Diabetic retinopathy

Retinal ganglion cell damage serves as a key indicator of various retinal degenerative diseases, including diabetic retinopathy (DR), glaucoma, retinal arterial and retinal vein occlusions, as well as inflammatory and traumatic optic neuropathies. Despite the growing body of data on the RGC proteomics associated with these conditions, there has been no dedicated study conducted to compare the molecular signaling pathways involved in the mechanism of neuronal cell death. Therefore, Starr et al. launched the study using two different insults leading to RGC death: glutamate excitotoxicity and optic nerve crush (ONC). C57BL/6 mice were used for the study and underwent NMDA- and ONC-induced damage. Twenty-four hours after ONC and 1 hour after NMDA injection, they collected RGCs using CD90.2 coupled magnetic beads, prepared protein extracts, and employed LC-MS for the global proteomic analysis of RGCs. Statistically significant changes in proteins were analyzed to identify changes to cellular signaling resulting from the treatment. They identified unique and common alterations in protein profiles in RGCs undergoing different types of cellular stresses. The study not only identified both unique and shared proteomic changes but also laid the groundwork for the future development of a therapeutic platform for testing gene candidates for DR and glaucoma ¹⁾.
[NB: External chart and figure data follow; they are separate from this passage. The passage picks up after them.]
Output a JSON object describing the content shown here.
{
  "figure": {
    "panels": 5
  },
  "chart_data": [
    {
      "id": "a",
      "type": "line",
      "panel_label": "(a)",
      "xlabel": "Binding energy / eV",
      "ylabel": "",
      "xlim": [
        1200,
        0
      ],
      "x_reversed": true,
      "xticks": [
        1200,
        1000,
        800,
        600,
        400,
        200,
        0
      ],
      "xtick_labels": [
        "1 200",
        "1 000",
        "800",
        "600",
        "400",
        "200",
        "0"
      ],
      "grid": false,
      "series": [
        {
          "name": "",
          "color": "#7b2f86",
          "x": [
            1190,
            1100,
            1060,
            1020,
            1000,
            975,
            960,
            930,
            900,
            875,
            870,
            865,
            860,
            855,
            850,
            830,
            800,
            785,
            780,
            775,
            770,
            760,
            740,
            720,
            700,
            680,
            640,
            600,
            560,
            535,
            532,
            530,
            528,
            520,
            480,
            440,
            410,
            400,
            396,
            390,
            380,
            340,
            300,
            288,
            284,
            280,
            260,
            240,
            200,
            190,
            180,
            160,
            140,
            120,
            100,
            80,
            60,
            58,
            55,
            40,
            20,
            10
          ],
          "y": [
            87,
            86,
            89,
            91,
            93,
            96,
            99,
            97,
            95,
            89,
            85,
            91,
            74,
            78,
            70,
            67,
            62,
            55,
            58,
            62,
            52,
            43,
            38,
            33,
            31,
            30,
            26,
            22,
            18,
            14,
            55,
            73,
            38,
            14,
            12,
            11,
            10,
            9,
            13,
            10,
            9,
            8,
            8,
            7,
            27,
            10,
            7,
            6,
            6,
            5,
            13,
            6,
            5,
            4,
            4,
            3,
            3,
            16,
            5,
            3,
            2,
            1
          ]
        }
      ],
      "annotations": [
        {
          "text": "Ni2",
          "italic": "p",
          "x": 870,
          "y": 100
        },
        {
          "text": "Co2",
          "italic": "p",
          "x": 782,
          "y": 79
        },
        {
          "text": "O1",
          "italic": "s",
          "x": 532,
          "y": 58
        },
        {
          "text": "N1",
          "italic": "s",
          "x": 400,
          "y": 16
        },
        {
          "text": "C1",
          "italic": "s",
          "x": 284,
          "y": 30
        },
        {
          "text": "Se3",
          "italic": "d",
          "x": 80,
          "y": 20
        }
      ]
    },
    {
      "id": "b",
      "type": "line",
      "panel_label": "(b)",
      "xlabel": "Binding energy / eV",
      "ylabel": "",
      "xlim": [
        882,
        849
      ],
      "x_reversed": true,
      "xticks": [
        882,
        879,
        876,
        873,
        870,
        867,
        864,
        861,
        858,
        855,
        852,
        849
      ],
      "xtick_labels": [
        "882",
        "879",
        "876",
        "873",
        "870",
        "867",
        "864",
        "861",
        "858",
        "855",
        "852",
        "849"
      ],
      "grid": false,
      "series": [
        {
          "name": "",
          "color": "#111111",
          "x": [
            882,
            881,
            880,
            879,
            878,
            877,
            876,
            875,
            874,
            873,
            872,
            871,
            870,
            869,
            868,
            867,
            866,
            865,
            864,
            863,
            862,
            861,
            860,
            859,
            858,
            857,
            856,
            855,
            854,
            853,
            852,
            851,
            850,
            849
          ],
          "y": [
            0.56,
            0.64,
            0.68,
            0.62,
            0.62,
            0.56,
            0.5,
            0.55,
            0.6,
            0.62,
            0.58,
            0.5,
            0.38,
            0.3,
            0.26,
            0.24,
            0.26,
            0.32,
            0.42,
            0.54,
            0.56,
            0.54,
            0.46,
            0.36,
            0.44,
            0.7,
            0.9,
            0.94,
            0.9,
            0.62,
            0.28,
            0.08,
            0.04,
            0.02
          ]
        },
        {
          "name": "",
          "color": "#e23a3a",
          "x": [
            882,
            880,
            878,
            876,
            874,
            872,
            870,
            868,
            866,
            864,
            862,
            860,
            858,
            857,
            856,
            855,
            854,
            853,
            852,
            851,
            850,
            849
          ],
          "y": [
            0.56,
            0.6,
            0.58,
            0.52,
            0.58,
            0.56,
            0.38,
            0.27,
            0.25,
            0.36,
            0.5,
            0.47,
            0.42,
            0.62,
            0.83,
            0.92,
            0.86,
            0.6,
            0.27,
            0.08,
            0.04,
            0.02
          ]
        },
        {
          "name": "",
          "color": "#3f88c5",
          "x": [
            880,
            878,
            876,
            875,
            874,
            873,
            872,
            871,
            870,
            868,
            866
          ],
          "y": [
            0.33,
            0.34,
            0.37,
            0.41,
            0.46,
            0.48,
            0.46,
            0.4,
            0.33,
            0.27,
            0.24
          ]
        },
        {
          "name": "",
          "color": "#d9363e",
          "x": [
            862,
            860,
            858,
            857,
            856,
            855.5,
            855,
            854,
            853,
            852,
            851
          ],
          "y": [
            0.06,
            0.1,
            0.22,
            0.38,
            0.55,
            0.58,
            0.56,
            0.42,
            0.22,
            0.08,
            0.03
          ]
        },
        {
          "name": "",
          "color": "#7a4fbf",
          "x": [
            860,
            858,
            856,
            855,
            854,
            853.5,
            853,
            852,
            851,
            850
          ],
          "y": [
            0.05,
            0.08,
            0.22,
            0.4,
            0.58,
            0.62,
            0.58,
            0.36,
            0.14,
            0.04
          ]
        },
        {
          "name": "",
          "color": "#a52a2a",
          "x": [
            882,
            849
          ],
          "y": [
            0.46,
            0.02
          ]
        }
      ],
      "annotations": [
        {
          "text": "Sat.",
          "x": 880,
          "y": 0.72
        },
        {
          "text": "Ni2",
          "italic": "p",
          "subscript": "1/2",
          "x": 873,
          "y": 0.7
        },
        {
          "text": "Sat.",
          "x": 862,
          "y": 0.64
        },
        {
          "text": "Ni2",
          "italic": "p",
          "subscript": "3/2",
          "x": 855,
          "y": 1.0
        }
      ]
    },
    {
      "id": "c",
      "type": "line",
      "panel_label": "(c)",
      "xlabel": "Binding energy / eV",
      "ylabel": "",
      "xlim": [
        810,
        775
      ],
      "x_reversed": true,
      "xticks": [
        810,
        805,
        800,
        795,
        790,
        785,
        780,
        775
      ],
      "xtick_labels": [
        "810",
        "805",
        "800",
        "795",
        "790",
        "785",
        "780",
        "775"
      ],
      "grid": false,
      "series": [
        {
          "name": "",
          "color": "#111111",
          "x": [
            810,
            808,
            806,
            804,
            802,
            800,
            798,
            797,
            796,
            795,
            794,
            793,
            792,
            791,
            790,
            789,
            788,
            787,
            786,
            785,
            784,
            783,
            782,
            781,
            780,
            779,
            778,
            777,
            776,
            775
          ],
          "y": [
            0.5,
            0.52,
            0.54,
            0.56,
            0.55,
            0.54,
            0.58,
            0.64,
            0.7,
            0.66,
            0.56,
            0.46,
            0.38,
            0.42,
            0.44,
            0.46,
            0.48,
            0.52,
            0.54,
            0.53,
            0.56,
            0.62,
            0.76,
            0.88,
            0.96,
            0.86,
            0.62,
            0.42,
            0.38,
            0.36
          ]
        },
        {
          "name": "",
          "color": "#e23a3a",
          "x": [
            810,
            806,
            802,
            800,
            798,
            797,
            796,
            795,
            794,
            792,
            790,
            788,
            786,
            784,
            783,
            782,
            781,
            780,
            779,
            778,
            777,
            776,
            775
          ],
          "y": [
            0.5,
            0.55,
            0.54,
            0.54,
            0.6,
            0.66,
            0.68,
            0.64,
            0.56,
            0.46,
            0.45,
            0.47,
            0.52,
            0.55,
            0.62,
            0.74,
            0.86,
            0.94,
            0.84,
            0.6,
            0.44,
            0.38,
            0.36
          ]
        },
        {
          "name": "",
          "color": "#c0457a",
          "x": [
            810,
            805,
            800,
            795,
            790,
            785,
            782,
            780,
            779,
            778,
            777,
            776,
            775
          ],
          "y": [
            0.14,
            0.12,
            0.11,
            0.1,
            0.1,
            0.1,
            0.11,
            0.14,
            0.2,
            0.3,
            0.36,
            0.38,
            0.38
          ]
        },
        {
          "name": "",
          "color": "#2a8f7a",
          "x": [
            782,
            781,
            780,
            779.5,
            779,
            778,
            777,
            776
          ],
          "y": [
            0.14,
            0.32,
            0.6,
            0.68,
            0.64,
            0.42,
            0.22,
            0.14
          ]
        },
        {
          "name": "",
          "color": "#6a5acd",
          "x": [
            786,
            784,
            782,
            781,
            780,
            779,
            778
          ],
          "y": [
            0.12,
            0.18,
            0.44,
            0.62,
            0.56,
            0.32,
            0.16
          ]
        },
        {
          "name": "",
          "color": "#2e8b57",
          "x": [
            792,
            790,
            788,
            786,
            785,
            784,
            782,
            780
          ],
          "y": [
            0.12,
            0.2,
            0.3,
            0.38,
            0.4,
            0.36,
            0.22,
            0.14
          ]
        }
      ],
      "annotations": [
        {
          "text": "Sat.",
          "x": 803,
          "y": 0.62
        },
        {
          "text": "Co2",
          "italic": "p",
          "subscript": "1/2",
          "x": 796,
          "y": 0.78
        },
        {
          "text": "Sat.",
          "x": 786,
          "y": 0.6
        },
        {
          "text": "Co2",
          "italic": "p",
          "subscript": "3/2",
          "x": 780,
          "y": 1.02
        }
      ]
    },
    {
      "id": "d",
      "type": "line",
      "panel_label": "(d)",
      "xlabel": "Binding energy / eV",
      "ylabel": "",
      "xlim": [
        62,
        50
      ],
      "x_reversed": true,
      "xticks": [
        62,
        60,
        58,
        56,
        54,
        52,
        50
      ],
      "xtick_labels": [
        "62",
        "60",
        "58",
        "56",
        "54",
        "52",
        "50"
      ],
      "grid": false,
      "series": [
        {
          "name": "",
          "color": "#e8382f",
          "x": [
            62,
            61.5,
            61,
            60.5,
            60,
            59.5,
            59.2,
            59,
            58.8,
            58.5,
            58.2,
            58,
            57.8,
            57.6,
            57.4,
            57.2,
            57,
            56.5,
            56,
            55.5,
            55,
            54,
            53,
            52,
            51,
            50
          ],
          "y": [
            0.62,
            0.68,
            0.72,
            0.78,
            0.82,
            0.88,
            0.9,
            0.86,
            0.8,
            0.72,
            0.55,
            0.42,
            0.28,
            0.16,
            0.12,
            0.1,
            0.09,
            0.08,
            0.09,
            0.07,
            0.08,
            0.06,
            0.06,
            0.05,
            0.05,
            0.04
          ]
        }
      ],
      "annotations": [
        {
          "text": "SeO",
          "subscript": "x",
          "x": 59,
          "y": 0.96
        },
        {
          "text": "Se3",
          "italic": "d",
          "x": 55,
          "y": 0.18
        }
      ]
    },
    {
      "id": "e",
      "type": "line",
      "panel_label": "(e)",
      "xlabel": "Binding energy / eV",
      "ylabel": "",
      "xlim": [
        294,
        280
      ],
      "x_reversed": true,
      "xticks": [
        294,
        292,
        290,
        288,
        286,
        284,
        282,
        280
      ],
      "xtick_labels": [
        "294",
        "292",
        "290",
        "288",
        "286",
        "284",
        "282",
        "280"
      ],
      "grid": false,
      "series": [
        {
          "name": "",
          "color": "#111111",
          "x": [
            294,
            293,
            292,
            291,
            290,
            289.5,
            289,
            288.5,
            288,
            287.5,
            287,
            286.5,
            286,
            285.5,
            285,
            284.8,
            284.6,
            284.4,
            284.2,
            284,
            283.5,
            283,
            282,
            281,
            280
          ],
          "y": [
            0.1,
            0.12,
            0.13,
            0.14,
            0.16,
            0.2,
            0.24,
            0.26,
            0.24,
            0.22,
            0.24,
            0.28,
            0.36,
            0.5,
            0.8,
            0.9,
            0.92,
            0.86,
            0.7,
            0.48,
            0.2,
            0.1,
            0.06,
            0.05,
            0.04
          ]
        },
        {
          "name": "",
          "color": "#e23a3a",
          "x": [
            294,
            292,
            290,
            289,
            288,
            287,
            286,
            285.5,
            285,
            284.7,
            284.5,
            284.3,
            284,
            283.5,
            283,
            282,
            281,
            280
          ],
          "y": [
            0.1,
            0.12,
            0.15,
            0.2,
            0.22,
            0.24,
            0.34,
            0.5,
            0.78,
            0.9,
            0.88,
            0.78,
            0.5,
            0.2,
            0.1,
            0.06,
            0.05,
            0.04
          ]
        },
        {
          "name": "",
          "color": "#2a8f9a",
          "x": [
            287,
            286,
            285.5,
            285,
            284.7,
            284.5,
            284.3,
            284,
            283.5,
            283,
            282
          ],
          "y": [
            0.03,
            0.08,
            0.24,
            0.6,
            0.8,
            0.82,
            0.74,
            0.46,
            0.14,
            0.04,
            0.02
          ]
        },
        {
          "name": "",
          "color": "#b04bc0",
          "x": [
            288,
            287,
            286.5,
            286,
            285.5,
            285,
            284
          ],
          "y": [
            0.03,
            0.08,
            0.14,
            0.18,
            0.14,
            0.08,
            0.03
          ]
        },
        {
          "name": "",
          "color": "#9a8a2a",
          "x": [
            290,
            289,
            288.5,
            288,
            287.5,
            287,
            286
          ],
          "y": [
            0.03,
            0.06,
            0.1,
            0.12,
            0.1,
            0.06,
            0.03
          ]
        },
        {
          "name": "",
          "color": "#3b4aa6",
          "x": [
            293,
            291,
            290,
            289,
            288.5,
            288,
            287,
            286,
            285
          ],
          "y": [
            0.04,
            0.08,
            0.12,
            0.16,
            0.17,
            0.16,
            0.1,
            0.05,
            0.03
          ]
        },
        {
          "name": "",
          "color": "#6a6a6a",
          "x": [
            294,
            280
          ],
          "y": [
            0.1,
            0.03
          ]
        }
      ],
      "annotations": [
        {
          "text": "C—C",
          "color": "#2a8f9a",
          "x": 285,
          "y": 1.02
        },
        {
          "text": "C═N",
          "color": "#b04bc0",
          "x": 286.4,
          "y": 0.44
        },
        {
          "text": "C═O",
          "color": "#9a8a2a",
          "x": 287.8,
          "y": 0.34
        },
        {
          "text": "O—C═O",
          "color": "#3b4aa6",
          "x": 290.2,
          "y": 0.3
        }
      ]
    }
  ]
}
Visual impairment in diabetes is a growing public health concern. Apart from the well-defined diabetic retinopathy, disturbed optic nerve function, which is dependent on the myelin sheath, has recently been recognized as an early feature of visual impairment in diabetes. However, the underlying cellular mechanisms remain unclear. Using a streptozotocin-induced diabetic mouse model, Wu et al. observed a myelin deficiency along with a disturbed composition of oligodendroglial lineage cells in the diabetic optic nerve. They found that new myelin deposition, a continuous process that lasts throughout adulthood, was diminished during pathogenesis. Genetically dampening newly generated myelin by conditionally deleting olig2 in oligodendrocyte precursor cells within this short time window extensively delayed the signal transmission of the adult optic nerve. In addition, clemastine, an antimuscarinic compound that enhances myelination, significantly restored oligodendroglia and promoted the functional recovery of the optic nerve in diabetic mice. The results point to the role of new myelin deposition in optic neuropathy under diabetic insult and provide a promising therapeutic target for restoring visual function ²⁾

¹⁾

Starr CR, Mobley JA, Gorbatyuk MS. Comparative Proteomic Study of Retinal Ganglion Cells Undergoing Various Types of Cellular Stressors. Exp Eye Res. 2024 Aug 8:110032. doi: 10.1016/j.exer.2024.110032. Epub ahead of print. PMID: 39127235.

²⁾

Wu H, Chen X, Yu B, Zhang J, Gu X, Liu W, Mei F, Ye J, Xiao L. Deficient deposition of new myelin impairs adult optic nerve function in a murine model of diabetes. Glia. 2023 Jan 20. doi: 10.1002/glia.24341. Epub ahead of print. PMID: 36661098.